Local decisions drove the expulsion of the German population. Soviet history in the Stalin period is very much characterized by a search for the “enemy within.” These expulsions were very similar to the great purges and the Terror, where the need to explain the failure or delay of building Socialism led to the identification of a pre-packaged enemy. It was very easy to find such an enemy in the Germans who were not working hard (in part because they were starving), and who were suspected never to have been cured from the ‘disease’ of fascism.
How did this play out in making it a Soviet city?

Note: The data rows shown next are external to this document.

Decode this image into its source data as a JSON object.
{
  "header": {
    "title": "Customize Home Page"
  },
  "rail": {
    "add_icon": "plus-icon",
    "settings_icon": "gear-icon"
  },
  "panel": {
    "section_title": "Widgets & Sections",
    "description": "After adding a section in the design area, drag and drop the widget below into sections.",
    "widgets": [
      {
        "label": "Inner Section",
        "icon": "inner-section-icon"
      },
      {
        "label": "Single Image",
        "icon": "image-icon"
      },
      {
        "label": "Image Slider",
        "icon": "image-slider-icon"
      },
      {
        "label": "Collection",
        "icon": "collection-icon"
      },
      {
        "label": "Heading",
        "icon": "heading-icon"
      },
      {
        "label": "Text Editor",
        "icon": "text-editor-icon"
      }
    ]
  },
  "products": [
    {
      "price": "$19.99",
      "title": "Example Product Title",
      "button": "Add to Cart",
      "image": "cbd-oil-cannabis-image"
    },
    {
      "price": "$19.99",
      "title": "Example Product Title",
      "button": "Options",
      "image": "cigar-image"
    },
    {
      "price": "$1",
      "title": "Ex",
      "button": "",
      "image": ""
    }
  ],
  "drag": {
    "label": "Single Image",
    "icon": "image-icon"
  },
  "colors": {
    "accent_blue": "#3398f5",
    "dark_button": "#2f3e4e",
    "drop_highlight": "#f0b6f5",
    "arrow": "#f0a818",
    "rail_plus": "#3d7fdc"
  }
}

This was a city that previously had much greater amenities than any other Soviet city, but it remained in ruins for years. For the first several years after the end of the war, there was no electricity in most parts of the city, no clean water supply, public transportation was rudimentary, and the city center remained in shambles. How could Socialism prove itself better than what it was replacing, if it could not rebuild this city? In that unspoken frustration and confusion, they began to think of building Socialism in terms of eliminating Germanness. Not only swastikas and other Nazi symbols, but also eliminating the German-looking facades of buildings and trying to broaden the streets, because German streets were ‘medieval.’